Tahli was my best friend.” He shook his head.

“Not was. She’s still here. Thank fucking God.

But she’s the first person to love me by choice.

The first person to take a chance on me.

Since birth, the world had my expectations and worth wrapped up in a box.

I went to prison at 18 carrying it, and came home with even more stigmas placed in it. ”

Bianca’s lids flexed at his slip.

“Tahli took the biggest gamble on me. Built me up way past my potential. None of the shit I’ve accomplished I would have without her. For that, she deserves the world. For that…she deserves to be happy. For me to allow her to be happy.”

Even if it’s not with me , Vin finished in his mind.

“You know who else deserves to be happy?” Long, slender fingers crept over his inked ones. “I’ll give you a hint. Someone who needs to stop punishing themselves.”

His eyes flared before he pulled back. Too vulnerable. Too quick.

“You want anything else? Maybe something for later that you can heat up? Is it this weekend your son is coming home?”

“Thank you for paying attention to detail,” she grinned. “Yeah, he comes home from school this weekend. My God…I can’t believe it sometimes. My baby is a freakin’ freshman at college.”

“How’s it going for him?”

“He likes it, Dalvin. He met a girl.”

“Aw, shit,” Vin shook his head. “That’s how the story starts. I met a girl.”

Vin met a girl once. They boarded a parachute soon after.

“But no. I have to cook for him. That’s the exchange for being in school. Homecooked meals and clean laundry.”

Homecooked meals. Vin missed the fuck out of those.

“And what do you cook well? What’s your signature, nobody’s fucking with me , dish…if I had the pleasure of you cooking it for me?” Vin asked, rubbing the back of his neck. He always enjoyed conversing with women. They were just better conversationalist. Nice to listen to. Nicer to look at.

“Um…” Bianca searched the restaurant ceiling for her answer. “Let me think, ‘cause I feel like you gonna clown me if I say Alfredo or spaghetti or something.”

“I would never clown a woman for whatever she takes the time to prepare for me. I don’t care if you chef ’ng up a hotdog, darling. Might be the best damn hotdog I ever tasted.”

Bianca giggled, gaze on him. “It’s not hotdogs.”

“Good, I fucking hate hotdogs,” Vin admitted, smiling eyes on hers.

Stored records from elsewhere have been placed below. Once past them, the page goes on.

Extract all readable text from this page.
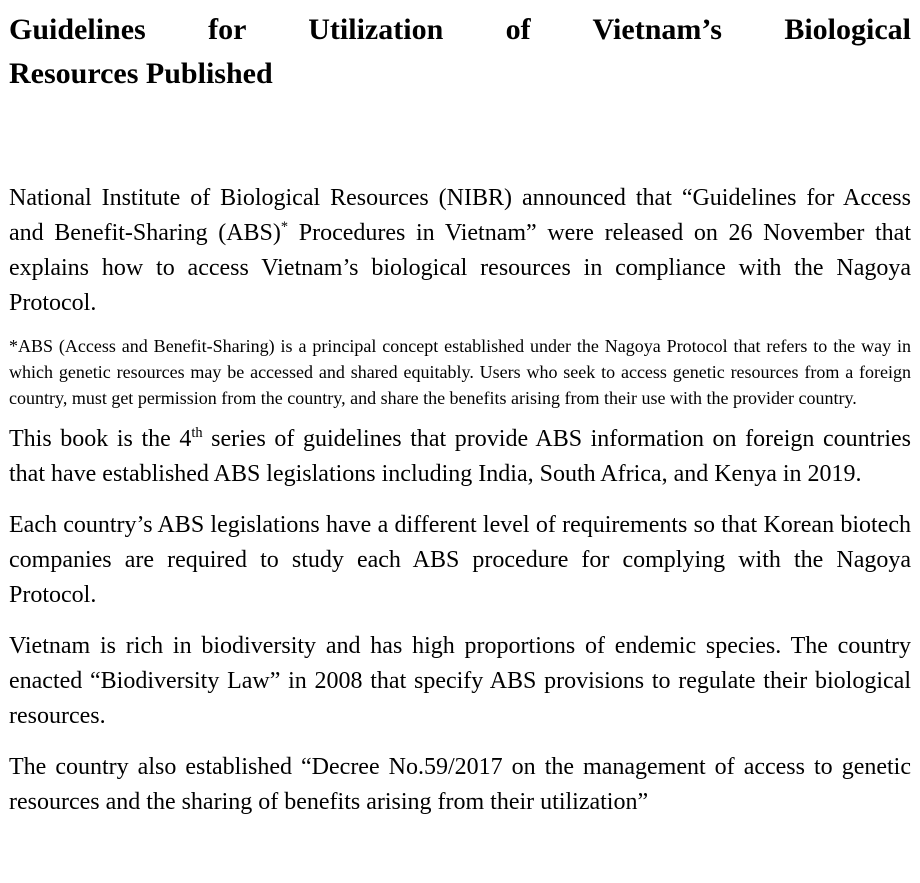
Guidelines for Utilization of Vietnam’s Biological
Resources Published

National Institute of Biological Resources (NIBR) announced that “Guidelines for Access and Benefit-Sharing (ABS)* Procedures in Vietnam” were released on 26 November that explains how to access Vietnam’s biological resources in compliance with the Nagoya Protocol.

*ABS (Access and Benefit-Sharing) is a principal concept established under the Nagoya Protocol that refers to the way in which genetic resources may be accessed and shared equitably. Users who seek to access genetic resources from a foreign country, must get permission from the country, and share the benefits arising from their use with the provider country.

This book is the 4th series of guidelines that provide ABS information on foreign countries that have established ABS legislations including India, South Africa, and Kenya in 2019.

Each country’s ABS legislations have a different level of requirements so that Korean biotech companies are required to study each ABS procedure for complying with the Nagoya Protocol.

Vietnam is rich in biodiversity and has high proportions of endemic species. The country enacted “Biodiversity Law” in 2008 that specify ABS provisions to regulate their biological resources.

The country also established “Decree No.59/2017 on the management of access to genetic resources and the sharing of benefits arising from their utilization”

“Hm… Well, if I were to cook for you…if you had the privilege of me cooking for you,” her breathy voice warbled, “and I was trying to impress you…I guess I would cook you my blackened trout or haddock, with like red beans and rice.”

Vin nodded his approval, making her laugh some more. He signaled the check with a finger.

“You sure no dessert or anything? Something to climb in the bed with and rub your feet together later tonight?”

Surprise widened her eyes and smile. “I love that. That is like the perfect visual of late-night dessert.”

Vin smiled tight at the white tablecloth, debating divulging.

“I can’t take the credit.”

“…Tahli?” Bianca picked up.

Vin raising his eyes from the table was his answer.

“Tell me. She sounds like a great woman.”

With her elbows on the table and hands folded under her pointed chin, Bianca waited, seemingly genuinely.

“Tahli always thought dessert was better in bed. She said it tasted better in there.”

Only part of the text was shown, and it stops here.